RELATIVAMENTE AI LIMITI EDILIZI ED URBANISTICI DA PORRE ALL'ALTEZZA DELLE ANTENNE DI TELEFONIA MOBILE
Il Consiglio di Stato nella sentenza n° 10228 del 21 novembre 2022 afferma: “ Circa la circostanza relativa all’altezza dell’antenna che il gestore re vorrebbe realizzare è sufficiente richiamare Cons. Stato, sez. VI, 1 agosto 2017 n. 3853, a cui dire: Va, invero, osservato che, in ordine ai limiti di altezza, la giurisprudenza ha chiarito che i limiti dettati per le costruzioni non si applicano agli impianti tecnologici di cui qui si tratta, essendo stati posti per l’edificazione di strutture e manufatti aventi un rilievo urbanistico ed edilizio diverso da quello di detti impianti, i quali non sviluppano normalmente volumetria e cubatura, se non limitatamente ai basamenti ed alle cabine accessorie e non determinano, perciò, ingombro visivo paragonabile a quello delle costruzioni né simile impatto sul territorio” (cfr. Cons. Stato, III, 28-11-2013, n. 5693(QUI); VI, 17-12-2009 n. 8214).
Sul punto voglio però ricordare che perfino per il solo ammodernamento di impianti esistenti è richiesta la autorizzazione paesaggistica se le altezze del progetto prevedano di superare gli 1,5 metri o lo stesso preveda aumenti della superficie di sagoma non superiori a 1,5 metri quadrati (comma 5 articolo 40 legge 108/2021 (QUI).

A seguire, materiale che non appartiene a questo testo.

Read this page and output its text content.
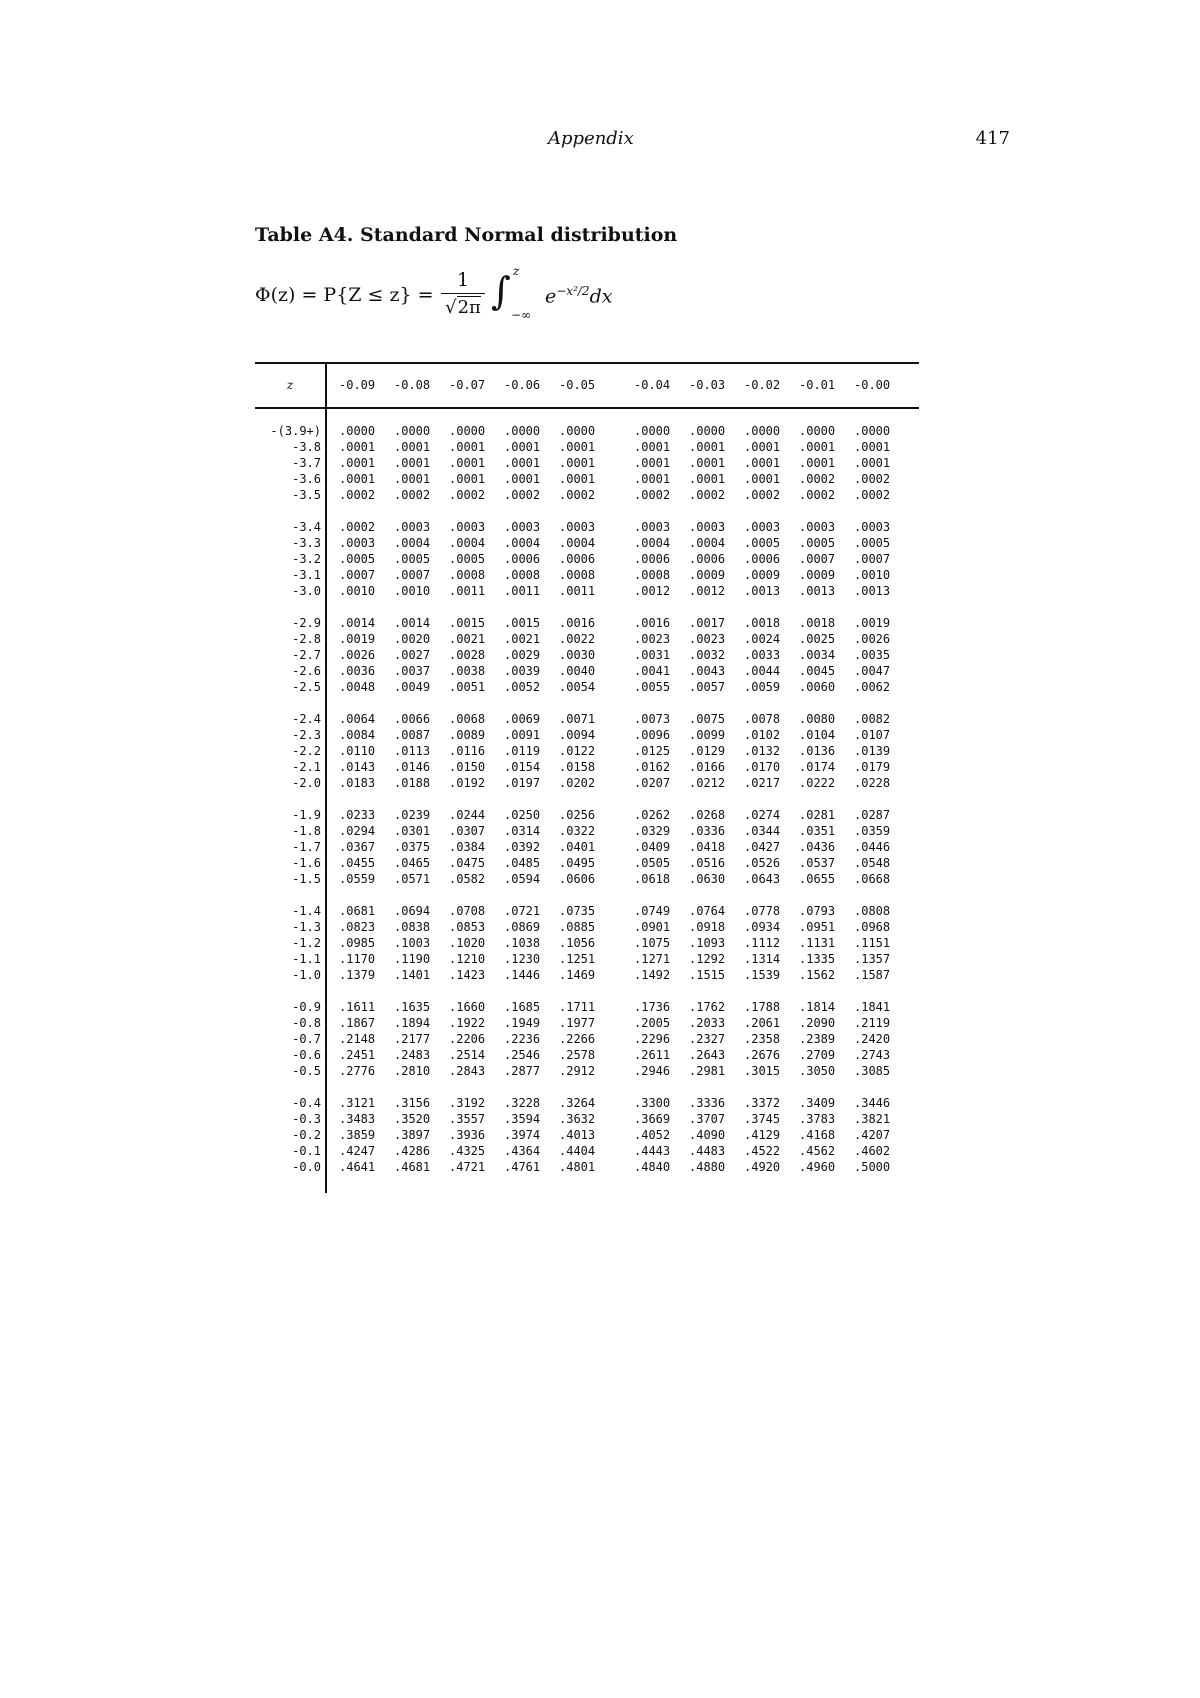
Appendix	417
Table A4. Standard Normal distribution
Φ(z) = P{Z ≤ z} =
1
√2π ∫ z
−∞
$e^{-x^2/2}dx$
z	-0.09 -0.08 -0.07 -0.06 -0.05	-0.04 -0.03 -0.02 -0.01 -0.00
-(3.9+) .0000 .0000 .0000 .0000 .0000	.0000 .0000 .0000 .0000 .0000
-3.8 .0001 .0001 .0001 .0001 .0001	.0001 .0001 .0001 .0001 .0001
-3.7 .0001 .0001 .0001 .0001 .0001	.0001 .0001 .0001 .0001 .0001
-3.6 .0001 .0001 .0001 .0001 .0001	.0001 .0001 .0001 .0002 .0002
-3.5 .0002 .0002 .0002 .0002 .0002	.0002 .0002 .0002 .0002 .0002
-3.4 .0002 .0003 .0003 .0003 .0003	.0003 .0003 .0003 .0003 .0003
-3.3 .0003 .0004 .0004 .0004 .0004	.0004 .0004 .0005 .0005 .0005
-3.2 .0005 .0005 .0005 .0006 .0006	.0006 .0006 .0006 .0007 .0007
-3.1 .0007 .0007 .0008 .0008 .0008	.0008 .0009 .0009 .0009 .0010
-3.0 .0010 .0010 .0011 .0011 .0011	.0012 .0012 .0013 .0013 .0013
-2.9 .0014 .0014 .0015 .0015 .0016	.0016 .0017 .0018 .0018 .0019
-2.8 .0019 .0020 .0021 .0021 .0022	.0023 .0023 .0024 .0025 .0026
-2.7 .0026 .0027 .0028 .0029 .0030	.0031 .0032 .0033 .0034 .0035
-2.6 .0036 .0037 .0038 .0039 .0040	.0041 .0043 .0044 .0045 .0047
-2.5 .0048 .0049 .0051 .0052 .0054	.0055 .0057 .0059 .0060 .0062
-2.4 .0064 .0066 .0068 .0069 .0071	.0073 .0075 .0078 .0080 .0082
-2.3 .0084 .0087 .0089 .0091 .0094	.0096 .0099 .0102 .0104 .0107
-2.2 .0110 .0113 .0116 .0119 .0122	.0125 .0129 .0132 .0136 .0139
-2.1 .0143 .0146 .0150 .0154 .0158	.0162 .0166 .0170 .0174 .0179
-2.0 .0183 .0188 .0192 .0197 .0202	.0207 .0212 .0217 .0222 .0228
-1.9 .0233 .0239 .0244 .0250 .0256	.0262 .0268 .0274 .0281 .0287
-1.8 .0294 .0301 .0307 .0314 .0322	.0329 .0336 .0344 .0351 .0359
-1.7 .0367 .0375 .0384 .0392 .0401	.0409 .0418 .0427 .0436 .0446
-1.6 .0455 .0465 .0475 .0485 .0495	.0505 .0516 .0526 .0537 .0548
-1.5 .0559 .0571 .0582 .0594 .0606	.0618 .0630 .0643 .0655 .0668
-1.4 .0681 .0694 .0708 .0721 .0735	.0749 .0764 .0778 .0793 .0808
-1.3 .0823 .0838 .0853 .0869 .0885	.0901 .0918 .0934 .0951 .0968
-1.2 .0985 .1003 .1020 .1038 .1056	.1075 .1093 .1112 .1131 .1151
-1.1 .1170 .1190 .1210 .1230 .1251	.1271 .1292 .1314 .1335 .1357
-1.0 .1379 .1401 .1423 .1446 .1469	.1492 .1515 .1539 .1562 .1587
-0.9 .1611 .1635 .1660 .1685 .1711	.1736 .1762 .1788 .1814 .1841
-0.8 .1867 .1894 .1922 .1949 .1977	.2005 .2033 .2061 .2090 .2119
-0.7 .2148 .2177 .2206 .2236 .2266	.2296 .2327 .2358 .2389 .2420
-0.6 .2451 .2483 .2514 .2546 .2578	.2611 .2643 .2676 .2709 .2743
-0.5 .2776 .2810 .2843 .2877 .2912	.2946 .2981 .3015 .3050 .3085
-0.4 .3121 .3156 .3192 .3228 .3264	.3300 .3336 .3372 .3409 .3446
-0.3 .3483 .3520 .3557 .3594 .3632	.3669 .3707 .3745 .3783 .3821
-0.2 .3859 .3897 .3936 .3974 .4013	.4052 .4090 .4129 .4168 .4207
-0.1 .4247 .4286 .4325 .4364 .4404	.4443 .4483 .4522 .4562 .4602
-0.0 .4641 .4681 .4721 .4761 .4801	.4840 .4880 .4920 .4960 .5000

Quindi sotto il profilo paesaggistico l’altezza delle antenne rilleva eccome. Ovviamente se nell’area interessata dal progetto non sussistono vincolo paesaggistici e/o ambientali questo limite non sussiste e vale quanto riportato sopra dalla nuova sentenza del Consiglio di Stato qui esaminata.
Non solo ma secondo la sentenza del Consiglio di Stato n° 8894 del 19 ottobre 2022 (QUI) se il regolamento comunale sulle antenne definisce più aree di localizzazione la scelta di escludere, su una determinata area residenziale del territorio particolarmente urbanizzata (nella stessa relazione illustrativa, caratterizzata dalla presenza di “abitazioni basse”), l’installazione di antenne su strutture singole di altezza elevata, non appare irragionevole, essendo giustificata dall’opportunità di garantire un minor impatto visivo ed un migliore inserimento ambientale circostante.
CONCLUDENDO
Come
già affermato più volte in questo blog la strada per regolamentare le antenne
di telefonia mobile nell’interesse dell’ambiente e della salute pubblica resta
quella di adeguati Piani Comunali secondo gli indirizzi ampiamenti illustrati QUI.